The gallery is located in the Royal City Manor long-term care facility and opens today, featuring projects created by its very own residents.

'I look at her, and I see happy'

The walls of the "Creative Corner" are covered with colourful artwork, including a painting of songbirds and flowers done by Antonia Iluongo.

Iluongo said she hasn't held a paintbrush since elementary school, which, for the now 83-year-old, was more than seven decades ago.

But in her brushwork, Antonia's daughters Piña Ungaro and Amy Cameron, see hints of the embroidery the former seamstress used to love to do. 

"I was looking at her beautiful artwork, and I was saying to Piña how meticulous she is. That's part of her personality," said Amy. 

"That is never lost .What is lost, like the short-term memory, is made up with a day-to-day activity. I still see her personality."

"I look at her, and I see happy," said Amy.

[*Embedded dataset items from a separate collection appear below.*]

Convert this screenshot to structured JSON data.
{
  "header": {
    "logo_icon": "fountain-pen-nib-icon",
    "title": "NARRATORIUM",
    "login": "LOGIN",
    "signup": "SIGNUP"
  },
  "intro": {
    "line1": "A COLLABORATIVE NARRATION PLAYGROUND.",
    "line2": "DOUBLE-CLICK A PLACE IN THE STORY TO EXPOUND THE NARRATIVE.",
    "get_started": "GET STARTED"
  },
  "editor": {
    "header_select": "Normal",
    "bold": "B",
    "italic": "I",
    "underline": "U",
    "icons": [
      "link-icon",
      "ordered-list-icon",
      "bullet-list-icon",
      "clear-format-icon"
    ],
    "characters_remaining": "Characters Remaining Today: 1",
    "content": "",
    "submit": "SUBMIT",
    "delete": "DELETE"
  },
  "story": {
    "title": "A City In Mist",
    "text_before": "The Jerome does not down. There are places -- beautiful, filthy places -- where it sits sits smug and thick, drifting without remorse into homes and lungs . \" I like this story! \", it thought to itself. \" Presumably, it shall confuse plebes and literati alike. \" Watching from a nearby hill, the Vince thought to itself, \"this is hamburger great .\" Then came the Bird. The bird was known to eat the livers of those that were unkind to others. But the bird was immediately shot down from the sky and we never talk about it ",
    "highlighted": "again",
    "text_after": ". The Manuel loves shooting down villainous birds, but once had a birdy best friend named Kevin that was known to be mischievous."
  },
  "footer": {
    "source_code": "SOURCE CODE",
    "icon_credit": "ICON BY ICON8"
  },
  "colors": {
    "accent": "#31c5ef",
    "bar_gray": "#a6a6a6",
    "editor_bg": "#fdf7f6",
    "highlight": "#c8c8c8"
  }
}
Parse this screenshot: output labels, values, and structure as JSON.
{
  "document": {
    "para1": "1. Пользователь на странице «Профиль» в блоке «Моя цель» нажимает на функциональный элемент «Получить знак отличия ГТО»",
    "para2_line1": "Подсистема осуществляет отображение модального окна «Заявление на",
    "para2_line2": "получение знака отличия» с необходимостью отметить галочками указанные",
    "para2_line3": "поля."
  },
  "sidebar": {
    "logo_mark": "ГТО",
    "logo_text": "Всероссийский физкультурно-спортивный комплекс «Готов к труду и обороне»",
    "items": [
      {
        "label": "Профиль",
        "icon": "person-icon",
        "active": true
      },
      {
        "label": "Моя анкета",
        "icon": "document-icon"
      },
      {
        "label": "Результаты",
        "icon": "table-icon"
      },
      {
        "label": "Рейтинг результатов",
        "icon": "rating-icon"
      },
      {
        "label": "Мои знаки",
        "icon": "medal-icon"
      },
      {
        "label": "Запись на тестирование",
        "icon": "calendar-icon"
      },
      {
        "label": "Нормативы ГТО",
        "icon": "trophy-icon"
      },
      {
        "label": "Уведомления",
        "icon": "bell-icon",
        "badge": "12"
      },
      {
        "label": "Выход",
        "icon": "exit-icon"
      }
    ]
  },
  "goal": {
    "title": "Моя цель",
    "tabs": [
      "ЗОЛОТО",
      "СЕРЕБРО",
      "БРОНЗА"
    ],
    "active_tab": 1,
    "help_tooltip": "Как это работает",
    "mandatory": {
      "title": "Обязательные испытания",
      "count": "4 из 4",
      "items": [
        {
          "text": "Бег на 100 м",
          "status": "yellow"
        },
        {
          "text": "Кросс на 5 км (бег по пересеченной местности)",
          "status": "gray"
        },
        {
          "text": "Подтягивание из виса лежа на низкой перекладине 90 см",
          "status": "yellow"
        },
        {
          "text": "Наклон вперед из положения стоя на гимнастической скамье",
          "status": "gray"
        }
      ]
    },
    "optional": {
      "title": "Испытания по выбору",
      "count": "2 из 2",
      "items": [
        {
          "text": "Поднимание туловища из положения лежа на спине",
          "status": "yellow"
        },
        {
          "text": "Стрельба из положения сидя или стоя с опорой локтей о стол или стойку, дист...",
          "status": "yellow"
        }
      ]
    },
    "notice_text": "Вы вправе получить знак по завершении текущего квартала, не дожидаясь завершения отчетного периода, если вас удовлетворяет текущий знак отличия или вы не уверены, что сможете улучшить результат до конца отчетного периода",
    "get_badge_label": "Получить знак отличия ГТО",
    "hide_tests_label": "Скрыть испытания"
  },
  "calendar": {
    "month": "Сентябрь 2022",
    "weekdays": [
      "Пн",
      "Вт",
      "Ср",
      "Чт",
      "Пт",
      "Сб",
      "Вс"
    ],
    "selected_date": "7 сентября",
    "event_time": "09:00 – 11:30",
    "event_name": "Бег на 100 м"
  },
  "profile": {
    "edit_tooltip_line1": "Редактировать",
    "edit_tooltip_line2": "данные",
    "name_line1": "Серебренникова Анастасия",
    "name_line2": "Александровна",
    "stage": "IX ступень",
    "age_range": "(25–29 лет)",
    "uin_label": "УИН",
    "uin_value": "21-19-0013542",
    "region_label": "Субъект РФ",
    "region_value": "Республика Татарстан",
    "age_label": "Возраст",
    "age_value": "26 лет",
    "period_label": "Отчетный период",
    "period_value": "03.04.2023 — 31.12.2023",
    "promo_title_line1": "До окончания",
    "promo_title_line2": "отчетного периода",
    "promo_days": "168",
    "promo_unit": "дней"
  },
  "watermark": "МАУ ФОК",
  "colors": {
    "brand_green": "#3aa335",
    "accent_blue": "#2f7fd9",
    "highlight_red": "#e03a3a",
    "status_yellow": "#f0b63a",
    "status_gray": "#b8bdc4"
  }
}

"We're grateful for the fact that she's happy, and healthy, and able to express parts of her life that she wouldn't have been able to under other circumstances. It's wonderful. It's a powerful, powerful tool," agreed sister, Piña.

An art gallery at home

The gallery will feature artwork like this piece painted by Betty Lou, a resident at the Royal City Manor. (Margaret Gallagher/CBC)

The art program began six months ago and was spearheaded by Leslie Torresan, the recreation manager with Royal City Manor.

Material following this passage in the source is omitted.